In Not Fade Away, we take a look at the legacy of some of the greatest albums of the past few decades – some iconic, some lesser known – as they celebrate significant anniversaries. Here, we take a look at Stevie Ray Vaughan & Double Trouble‘s classic debut, 1983’s “Texas Flood,” released which turns 30 this month.
In 1983, MTV was probably the single most influential force on the pop charts. If a song had a popular music video, odds were, it was a hit. Exhibit A: Billboard‘s Top 5 singles of the year were the Police’s “Every Breath You Take” (from Synchronicity), Michael Jackson’s “Billie Jean,” Irene Cara’s “Flashdance… What A Feeling,” Men At Work’s “Down Under” and Jackson’s “Beat It.” Whether or not you feel 1983 was a great era for music is down to your personal taste, but it certainly didn’t look like the time was ripe for a blues revival. Most of the blues-rock icons of the sixties had retired, faded away or evolved in a more pop direction (we’re looking at you, Eric Clapton).
And yet, it was in this climate that Stevie Ray Vaughan & Double Trouble emerged and turned a new generation on to the blues. Funnily enough, Vaughan benefited from an artist that MTV was giving lots of airtime to: David Bowie. Vaughan had been hired at the guitarist for Bowie’s mega-successful comeback album, Let’s Dance, which helped to pave the way for his solo career.
Double Trouble drummer Chris Layton recently told Radio.com that, back then, recording in the studio tended to be a more refined musical effort than playing live. “Our philosophy was, we were the same band no matter where we were or what we did,” he said.
Their song selection for their debut, which included the SRV-penned classic “Pride And Joy,” along with covers of Howlin’ Wolf’s “Tell Me,” Larry Davis’ “Texas Flood” and the Isley Brothers’ “Testify,” was equally simple: “We played the songs that we had in our repertoire that we liked the best, and we recorded them all a few times, and that was, essentially, the record.” Ditto for their studio technique: “We just put some mics up and just played the songs.”
As simple as that was, the album had a huge effect, showing a new generation of guitarists that the blues wasn’t just something that old folks listened to.
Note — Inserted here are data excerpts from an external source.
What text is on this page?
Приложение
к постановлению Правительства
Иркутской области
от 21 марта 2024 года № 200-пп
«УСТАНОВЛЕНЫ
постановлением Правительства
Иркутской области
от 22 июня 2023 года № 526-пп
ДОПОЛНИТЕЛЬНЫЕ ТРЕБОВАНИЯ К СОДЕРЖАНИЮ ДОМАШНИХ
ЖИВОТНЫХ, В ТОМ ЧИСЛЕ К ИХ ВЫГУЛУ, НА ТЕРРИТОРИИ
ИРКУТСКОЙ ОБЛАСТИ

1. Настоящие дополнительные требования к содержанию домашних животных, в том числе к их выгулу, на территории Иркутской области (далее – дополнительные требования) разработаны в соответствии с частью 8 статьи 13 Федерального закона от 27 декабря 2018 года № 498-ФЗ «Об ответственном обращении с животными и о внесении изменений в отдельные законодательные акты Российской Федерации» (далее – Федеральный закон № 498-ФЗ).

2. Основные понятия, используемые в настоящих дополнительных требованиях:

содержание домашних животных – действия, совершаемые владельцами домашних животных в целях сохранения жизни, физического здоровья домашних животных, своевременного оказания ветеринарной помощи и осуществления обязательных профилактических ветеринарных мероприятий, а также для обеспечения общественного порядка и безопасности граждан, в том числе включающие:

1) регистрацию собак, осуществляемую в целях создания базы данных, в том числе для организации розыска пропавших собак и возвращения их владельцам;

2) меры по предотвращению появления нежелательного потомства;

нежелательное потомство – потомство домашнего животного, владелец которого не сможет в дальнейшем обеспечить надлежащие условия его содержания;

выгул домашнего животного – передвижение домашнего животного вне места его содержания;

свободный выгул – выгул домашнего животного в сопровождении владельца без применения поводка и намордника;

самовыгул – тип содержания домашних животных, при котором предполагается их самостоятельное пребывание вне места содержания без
Pearl Jam’s Mike McCready, Kenny Wayne Shepherd, Jonny Lang and John Mayer, among many others, were profoundly influenced by Vaughan’s playing. Slide guitarist Robert Randolph told Radio.com that Vaughan has been his single biggest influence.
“One of my cousins gave me a Stevie Ray Vaughan tape when I was 17,” Randolph explained. “From then ’til now, I’ve listened to him every single day. That’s been my main influence. I’m trying to play the pedal steel the way he played guitar. His music led me to the Allman Brothers Band and Jimi Hendrix and Led Zeppelin. I was a young innocent kid from the ‘hood before I heard him!”
Layton and his bandmates had no clue that they’d prove to be so influential. In fact, after they recorded the album, they thought it was going to sit on the shelf for a few years, due to Vaughan’s gig in Bowie’s band.
“Stevie was trying to figure out ways to pay us on retainer for a few years,” he said. “We figured, why don’t we give these tapes to [legendary A&R man] John Hammond and see if we could get a record deal? That’s what we did. John walked them over to CBS Records, where [record exec] Greg Geller said, ‘I’ll give them a deal right now!'”
Soon after, Vaughan quit Bowie’s band (he declined to tour for Let’s Dance) and launched his solo career. Layton recalls hearing their song on the radio, among other acts of the day (Culture Club, Talking Heads, A Flock Of Seagulls). “We thought, ‘This sounds so radically different!'”
And indeed it was. Texas Flood made no effort to frame the blues in any contemporary sense. Stevie Ray Vaughan and Double Trouble were simply carrying on a tradition… and refusing to water it down. And that may have been the secret sauce that led this Texas trio (they’d later add a keyboardist and become a quartet) to arena headlining status.
As Layton said, “People say ‘It sounds so honest.’ Well, it was.” And maybe that’s the album’s secret. The question now is: Given the amount of big name artists who have been influenced by Vaughan, how many of them will be on hand when Vaughan’s inevitable but overdue induction into the Rock And Roll Hall Of Fame?